Quando viene installata,sia su iOS che su Android, l’app chiede l’autorizzazione per effettuare l’upload dei contatti della propria rubrica, ma l’avviso è molto vago e non specifica quale sia l’effettivo scopo della raccolta.

 

“Invitiamo tutti i consumatori che hanno scaricato Sarahah sul proprio smartphone a revocare immediatamente i permessi per l’accesso alla rubrica dalle impostazioni per la privacy del proprio telefono – dichiara Roberto Tascini, Presidente dell’Adoc – così si potrà evitare, almeno, che l’app continui a inviare la propria rubrica dei contatti ai suoi server, ma non eliminerà i precedenti invii avvenuti dopo aver effettuato l’installazione.
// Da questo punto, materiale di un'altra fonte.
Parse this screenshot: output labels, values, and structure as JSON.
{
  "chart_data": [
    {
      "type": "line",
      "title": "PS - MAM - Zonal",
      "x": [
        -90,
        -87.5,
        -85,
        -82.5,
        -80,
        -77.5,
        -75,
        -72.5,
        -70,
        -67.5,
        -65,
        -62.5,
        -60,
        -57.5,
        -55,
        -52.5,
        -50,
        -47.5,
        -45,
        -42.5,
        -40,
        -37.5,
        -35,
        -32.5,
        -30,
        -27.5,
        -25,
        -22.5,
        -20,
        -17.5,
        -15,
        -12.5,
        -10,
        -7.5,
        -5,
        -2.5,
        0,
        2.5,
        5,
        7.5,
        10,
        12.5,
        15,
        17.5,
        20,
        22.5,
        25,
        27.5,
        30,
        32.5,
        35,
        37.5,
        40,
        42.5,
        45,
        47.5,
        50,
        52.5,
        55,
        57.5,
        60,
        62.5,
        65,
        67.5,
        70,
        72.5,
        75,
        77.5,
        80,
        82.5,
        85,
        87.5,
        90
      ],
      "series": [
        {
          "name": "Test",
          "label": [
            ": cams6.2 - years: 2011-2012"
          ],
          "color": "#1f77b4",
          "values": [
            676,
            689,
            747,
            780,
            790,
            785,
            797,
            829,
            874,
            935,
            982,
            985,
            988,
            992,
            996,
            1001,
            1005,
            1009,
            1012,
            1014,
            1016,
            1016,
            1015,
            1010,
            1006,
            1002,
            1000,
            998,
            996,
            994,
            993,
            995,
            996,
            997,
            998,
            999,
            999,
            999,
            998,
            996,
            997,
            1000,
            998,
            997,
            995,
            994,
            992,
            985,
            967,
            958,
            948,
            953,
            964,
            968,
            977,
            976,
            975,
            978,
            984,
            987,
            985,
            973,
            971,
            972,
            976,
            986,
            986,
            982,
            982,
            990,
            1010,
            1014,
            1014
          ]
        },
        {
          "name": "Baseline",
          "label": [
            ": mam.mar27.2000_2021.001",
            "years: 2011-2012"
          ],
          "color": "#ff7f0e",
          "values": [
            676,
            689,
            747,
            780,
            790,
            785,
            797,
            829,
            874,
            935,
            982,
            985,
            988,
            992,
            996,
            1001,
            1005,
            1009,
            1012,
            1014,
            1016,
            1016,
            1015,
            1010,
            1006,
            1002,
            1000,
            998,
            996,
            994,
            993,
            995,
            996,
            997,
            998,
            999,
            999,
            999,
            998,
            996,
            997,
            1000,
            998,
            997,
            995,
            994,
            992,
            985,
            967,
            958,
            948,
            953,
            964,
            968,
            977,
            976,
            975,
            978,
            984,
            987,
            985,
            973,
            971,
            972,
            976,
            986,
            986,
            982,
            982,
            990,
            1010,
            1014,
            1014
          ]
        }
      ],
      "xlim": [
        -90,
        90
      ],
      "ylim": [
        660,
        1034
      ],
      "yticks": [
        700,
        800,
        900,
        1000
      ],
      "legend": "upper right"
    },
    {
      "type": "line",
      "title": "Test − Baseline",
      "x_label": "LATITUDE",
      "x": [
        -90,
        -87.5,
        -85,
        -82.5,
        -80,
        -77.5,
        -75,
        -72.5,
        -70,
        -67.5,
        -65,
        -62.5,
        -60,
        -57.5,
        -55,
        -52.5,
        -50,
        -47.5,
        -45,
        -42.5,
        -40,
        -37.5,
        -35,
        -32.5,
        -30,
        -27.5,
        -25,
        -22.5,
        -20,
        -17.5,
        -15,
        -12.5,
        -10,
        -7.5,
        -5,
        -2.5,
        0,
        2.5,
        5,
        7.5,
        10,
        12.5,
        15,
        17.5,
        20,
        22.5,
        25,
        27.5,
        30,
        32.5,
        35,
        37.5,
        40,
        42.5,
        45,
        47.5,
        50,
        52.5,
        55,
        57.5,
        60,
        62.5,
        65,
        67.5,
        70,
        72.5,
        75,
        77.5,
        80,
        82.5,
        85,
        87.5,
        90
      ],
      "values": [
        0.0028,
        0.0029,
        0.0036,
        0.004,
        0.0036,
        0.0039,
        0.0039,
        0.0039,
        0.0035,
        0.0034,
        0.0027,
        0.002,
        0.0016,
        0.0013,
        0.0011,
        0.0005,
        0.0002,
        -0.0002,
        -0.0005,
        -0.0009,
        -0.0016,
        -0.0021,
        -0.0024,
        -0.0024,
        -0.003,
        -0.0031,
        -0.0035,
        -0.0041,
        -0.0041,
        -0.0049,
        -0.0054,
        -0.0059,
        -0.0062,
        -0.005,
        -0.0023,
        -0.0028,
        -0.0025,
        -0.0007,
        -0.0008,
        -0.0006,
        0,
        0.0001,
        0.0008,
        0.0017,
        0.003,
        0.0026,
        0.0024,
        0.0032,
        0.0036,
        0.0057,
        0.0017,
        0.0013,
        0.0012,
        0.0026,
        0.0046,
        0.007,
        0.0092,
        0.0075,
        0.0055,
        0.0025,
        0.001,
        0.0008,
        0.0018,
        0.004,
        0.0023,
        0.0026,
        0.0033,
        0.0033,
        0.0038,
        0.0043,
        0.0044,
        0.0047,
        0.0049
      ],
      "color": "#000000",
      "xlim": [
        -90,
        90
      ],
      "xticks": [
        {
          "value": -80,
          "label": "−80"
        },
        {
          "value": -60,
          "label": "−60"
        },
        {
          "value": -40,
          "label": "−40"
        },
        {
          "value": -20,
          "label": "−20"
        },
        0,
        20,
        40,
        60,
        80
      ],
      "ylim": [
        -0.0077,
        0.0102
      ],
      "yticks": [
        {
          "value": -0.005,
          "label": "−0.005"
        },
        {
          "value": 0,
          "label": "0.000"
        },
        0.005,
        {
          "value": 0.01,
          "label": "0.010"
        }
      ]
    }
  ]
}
La violazione del diritto alla privacy da parte delle app, in particolare quelle gratuite, è sempre più frequente. I nostri dati personali, apparentemente custoditi nel nostro smartphone, non sono così al sicuro come pensiamo. Occorre ripensare completamente le modalità di gestione dei dati da parte delle società, gli utenti hanno il pieno diritto di sapere come e da chi vengono trattati e utilizzati.”